Le football n’a jamais été une rencontre de tennis à Wimbledon ni une petite partie de polo entres chirurgiens et un bon tacle, bien appuyé, vous fera toujours lever un stade en parallèle au carton rouge fusant de la poche de l’arbitre telle une navette Challenger s’arrachant de cap Canaveral. Honneur à la rugosité et à l’engagement, gloire aux gladiateurs britanniques, les premiers à avoir codifié le football. Ces salopards, on les aime, on les adule et sans eux le football anglais ne serait pas ce mélange de kick and rush si brutal et si délicieux.

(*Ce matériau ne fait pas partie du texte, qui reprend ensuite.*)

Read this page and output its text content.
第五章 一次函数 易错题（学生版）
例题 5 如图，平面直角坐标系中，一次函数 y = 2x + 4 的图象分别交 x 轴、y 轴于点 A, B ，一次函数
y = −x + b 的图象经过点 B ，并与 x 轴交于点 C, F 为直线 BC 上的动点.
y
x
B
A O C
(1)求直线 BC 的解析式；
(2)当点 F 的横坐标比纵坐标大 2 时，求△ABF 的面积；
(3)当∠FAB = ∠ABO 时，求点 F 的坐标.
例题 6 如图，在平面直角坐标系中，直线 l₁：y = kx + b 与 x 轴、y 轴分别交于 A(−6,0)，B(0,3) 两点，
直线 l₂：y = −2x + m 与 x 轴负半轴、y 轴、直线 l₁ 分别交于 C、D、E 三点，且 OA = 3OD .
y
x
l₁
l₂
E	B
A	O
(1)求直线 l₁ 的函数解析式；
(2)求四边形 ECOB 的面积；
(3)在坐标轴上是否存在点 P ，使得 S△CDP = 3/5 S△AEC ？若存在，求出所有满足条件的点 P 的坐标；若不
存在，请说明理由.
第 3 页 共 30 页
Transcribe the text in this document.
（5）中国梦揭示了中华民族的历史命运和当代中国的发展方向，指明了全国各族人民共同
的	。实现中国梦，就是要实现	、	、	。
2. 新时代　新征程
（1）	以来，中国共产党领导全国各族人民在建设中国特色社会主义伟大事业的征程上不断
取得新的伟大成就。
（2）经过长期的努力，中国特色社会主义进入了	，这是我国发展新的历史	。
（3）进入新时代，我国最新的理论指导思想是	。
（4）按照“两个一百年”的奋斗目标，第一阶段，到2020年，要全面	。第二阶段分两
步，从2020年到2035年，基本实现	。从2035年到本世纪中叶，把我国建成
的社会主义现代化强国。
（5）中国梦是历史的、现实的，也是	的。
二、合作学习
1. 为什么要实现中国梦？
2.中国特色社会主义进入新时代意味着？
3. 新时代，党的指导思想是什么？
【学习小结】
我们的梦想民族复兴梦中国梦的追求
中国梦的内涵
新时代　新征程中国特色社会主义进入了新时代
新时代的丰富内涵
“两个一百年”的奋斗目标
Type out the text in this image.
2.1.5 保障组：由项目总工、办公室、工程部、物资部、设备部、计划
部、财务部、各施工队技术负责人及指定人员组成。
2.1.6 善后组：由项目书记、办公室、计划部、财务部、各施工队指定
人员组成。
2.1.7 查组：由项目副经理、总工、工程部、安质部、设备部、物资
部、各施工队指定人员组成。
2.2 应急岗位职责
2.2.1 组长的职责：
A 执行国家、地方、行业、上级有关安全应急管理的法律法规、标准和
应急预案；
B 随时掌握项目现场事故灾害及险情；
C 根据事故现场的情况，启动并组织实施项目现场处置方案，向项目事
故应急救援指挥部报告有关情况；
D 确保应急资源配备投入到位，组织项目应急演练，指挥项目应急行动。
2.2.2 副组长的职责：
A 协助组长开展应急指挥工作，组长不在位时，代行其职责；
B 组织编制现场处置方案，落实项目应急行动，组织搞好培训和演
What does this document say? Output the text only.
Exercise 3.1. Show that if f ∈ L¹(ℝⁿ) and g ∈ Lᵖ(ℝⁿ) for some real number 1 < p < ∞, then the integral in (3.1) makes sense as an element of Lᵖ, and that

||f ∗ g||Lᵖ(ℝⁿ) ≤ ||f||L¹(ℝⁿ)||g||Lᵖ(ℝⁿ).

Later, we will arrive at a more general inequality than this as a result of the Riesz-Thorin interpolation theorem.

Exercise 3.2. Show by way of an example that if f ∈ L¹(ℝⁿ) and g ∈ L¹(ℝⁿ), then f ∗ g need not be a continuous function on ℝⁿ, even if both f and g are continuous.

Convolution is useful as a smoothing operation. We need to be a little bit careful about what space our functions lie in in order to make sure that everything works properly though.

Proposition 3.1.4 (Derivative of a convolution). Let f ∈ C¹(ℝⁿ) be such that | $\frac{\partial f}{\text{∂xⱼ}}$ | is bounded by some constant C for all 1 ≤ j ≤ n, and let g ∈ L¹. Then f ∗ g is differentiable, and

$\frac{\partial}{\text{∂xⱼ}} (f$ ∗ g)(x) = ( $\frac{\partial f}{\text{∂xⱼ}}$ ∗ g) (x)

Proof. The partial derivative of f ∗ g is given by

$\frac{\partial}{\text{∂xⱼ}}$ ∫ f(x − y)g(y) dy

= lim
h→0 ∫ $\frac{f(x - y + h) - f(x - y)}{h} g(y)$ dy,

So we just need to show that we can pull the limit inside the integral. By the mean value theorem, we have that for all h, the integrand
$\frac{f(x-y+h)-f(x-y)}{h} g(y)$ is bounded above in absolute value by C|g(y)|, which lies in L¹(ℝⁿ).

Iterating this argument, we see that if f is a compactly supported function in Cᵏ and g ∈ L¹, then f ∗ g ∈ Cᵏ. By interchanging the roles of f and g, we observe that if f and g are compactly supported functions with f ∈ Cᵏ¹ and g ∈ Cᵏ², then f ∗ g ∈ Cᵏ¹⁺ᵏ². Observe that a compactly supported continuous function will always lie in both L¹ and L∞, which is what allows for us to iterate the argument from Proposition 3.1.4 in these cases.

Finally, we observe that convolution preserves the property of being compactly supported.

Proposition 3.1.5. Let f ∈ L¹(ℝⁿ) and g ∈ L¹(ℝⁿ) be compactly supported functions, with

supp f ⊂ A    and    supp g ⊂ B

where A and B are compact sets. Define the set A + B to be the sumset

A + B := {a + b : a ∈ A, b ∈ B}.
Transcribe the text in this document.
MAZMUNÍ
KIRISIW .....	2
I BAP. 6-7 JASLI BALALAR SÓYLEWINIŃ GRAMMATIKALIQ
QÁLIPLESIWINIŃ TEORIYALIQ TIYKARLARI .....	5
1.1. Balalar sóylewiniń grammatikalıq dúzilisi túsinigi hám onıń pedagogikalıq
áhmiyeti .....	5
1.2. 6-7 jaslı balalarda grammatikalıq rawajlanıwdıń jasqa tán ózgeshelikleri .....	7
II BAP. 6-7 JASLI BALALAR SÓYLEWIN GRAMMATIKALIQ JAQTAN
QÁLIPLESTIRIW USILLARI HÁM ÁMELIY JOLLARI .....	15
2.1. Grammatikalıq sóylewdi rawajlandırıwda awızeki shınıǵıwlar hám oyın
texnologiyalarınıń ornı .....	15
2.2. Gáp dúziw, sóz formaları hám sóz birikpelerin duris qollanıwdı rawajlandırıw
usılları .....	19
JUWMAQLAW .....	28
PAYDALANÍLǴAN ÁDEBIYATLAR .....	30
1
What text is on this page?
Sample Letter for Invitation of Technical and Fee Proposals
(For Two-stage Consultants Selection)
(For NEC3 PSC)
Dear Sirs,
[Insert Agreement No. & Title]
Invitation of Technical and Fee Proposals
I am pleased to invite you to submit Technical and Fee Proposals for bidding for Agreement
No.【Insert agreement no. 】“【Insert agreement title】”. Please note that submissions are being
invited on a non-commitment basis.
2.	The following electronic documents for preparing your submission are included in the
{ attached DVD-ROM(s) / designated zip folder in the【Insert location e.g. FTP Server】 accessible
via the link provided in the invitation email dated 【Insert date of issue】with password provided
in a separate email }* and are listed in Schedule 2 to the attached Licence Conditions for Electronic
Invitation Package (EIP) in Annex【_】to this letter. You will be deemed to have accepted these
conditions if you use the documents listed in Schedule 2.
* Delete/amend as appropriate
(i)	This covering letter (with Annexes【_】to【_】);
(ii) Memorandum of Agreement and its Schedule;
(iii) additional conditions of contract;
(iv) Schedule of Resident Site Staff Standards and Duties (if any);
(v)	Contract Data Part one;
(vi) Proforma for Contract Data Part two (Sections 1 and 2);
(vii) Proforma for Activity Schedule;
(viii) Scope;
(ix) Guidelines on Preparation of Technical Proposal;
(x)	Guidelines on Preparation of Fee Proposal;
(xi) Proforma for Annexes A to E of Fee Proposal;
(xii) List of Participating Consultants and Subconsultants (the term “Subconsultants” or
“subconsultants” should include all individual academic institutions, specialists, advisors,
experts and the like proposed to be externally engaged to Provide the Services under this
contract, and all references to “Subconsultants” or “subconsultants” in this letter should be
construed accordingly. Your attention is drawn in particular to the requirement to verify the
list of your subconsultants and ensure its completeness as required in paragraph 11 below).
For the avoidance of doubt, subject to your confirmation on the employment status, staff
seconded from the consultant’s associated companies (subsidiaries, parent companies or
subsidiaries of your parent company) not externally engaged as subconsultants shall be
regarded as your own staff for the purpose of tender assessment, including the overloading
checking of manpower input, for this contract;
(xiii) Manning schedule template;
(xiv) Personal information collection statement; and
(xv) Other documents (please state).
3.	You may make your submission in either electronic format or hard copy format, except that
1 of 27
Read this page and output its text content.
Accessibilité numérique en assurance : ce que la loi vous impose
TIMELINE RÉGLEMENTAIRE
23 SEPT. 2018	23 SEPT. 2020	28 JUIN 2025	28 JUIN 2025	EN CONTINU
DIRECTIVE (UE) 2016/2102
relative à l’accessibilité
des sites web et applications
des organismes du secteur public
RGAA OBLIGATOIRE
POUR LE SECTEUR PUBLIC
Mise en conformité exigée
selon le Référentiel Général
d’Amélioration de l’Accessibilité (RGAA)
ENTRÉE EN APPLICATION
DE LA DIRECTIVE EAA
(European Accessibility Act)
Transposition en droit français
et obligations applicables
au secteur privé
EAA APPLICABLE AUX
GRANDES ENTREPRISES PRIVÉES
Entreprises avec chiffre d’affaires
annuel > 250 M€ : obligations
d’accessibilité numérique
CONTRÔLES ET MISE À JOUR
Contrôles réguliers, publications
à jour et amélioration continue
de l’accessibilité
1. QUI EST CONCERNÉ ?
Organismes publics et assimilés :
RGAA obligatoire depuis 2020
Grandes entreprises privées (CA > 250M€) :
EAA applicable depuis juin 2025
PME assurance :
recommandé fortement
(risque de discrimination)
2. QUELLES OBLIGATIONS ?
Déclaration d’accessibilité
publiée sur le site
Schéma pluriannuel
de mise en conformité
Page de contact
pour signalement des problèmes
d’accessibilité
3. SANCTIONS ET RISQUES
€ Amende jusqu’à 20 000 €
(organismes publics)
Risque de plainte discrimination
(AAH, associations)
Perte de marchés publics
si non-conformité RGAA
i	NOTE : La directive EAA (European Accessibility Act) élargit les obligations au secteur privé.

Roy Keane:  «There is only one Keano! »

Il est l’archétype du milieu défensif britannique des années 90 avec une grosse dose de méchanceté et une rage de vaincre inégalée. Véritable teigne au bagage technique moyen, Roy Keane a écœuré, agressé et détruit plus d’un joueur venu affronter les Reds Devils. La légende raconte que le psychopathe des pelouses commençait ses matchs avec un bon tacle, histoire de prévenir les autres joueurs. La grande rivalité entre Manchester et Arsenal à la fin des années 90 donnera à Keane un adversaire de taille et son meilleur ennemi : Patrick Viera. Leurs matchs dans le match sont devenus légendaires et aboutiront sur plusieurs expulsions et de nombreux matchs de suspension. Ce fou furieux d’irlandais s’est même révélé être rancunier au point de briser le tibia de d’Alf-Inge Håland avec qui il a eu une dispute quelques années plus tôt. La carrière du jeune norvégien, après plusieurs opérations de chirurgie,  s’arrêta suite à ce match et la légende de l’irlandais naitra lorsqu’il déclarera, quelques années plus tard, ne rien regretter de son geste.

 

Vinnie Jones : de Leeds United à Hollywood

International gallois devenu quelques années plus tard acteur, Vinnie Jones deviendra célèbre pour ses tacles assassins et ses actes de violence. Sa notoriété explose après un match où il est chargé de marqué la star anglaise du moment : Paul Gascoigne. L’éternel espoir du football anglais racontera, plus tard, ce marquage à la culotte devenu mythique et les propos de Vinnie durant le match : « Je m’appelle Vinnie Jones, je suis un gitan, je gagne beaucoup de fric et je vais t’arracher l’oreille avec les dents puis tout recracher dans l’herbe. Tu es seul mon gros, tout seul avec moi ! ». Véritable produit du « tatchérisme » britannique des années 90, Vinnie Jones, après 92 cartons et 12 cartons rouges, se lancera dans une nouvelle carrière d’acteur avec un réel talent et en mettant à profit son côté totalement déjanté. Ce changement de carrière fera le bonheur de tous les cinéphiles du monde et du réalisateur britannique Guy Ritchie qui le fera jouer dans deux de ces chefs d’œuvre : Lock, Stock and Two Smoking Barrels et l’inoubliable Snatch.

 

Eric Cantonna : « King Eric »

Que dire d’un Roi ? Qu’il est l’unique, le magnifique, le génialissime et le plus adulé bad boy de l’histoire du football anglais. Il a conquis la perfide Albion en devenant une icône de la culture populaire britannique et auquel on voue un véritable culte encore aujourd’hui. Si les Bad Boys étaient une religion, Cantonna serait leur Dieu. Véritable artiste du football, le natif de Marseille doit s’exiler en Angleterre pour faire étalage de son talent. Le menton haut et le col relevé, il écrit sa légende dès sa première saison en devenant champion d’Angleterre avec Leeds United. L’année suivante, Manchester United le veut et ne le regrettera jamais : la Cantomania est née ! Les anglais lui pardonnent tout : son fameux coup de pied contre un spectateur, ses tacles assassins et ses insultes aux arbitres. Il est le Roi et le restera à tout jamais dans le cœur des anglais comme le roi des badboys.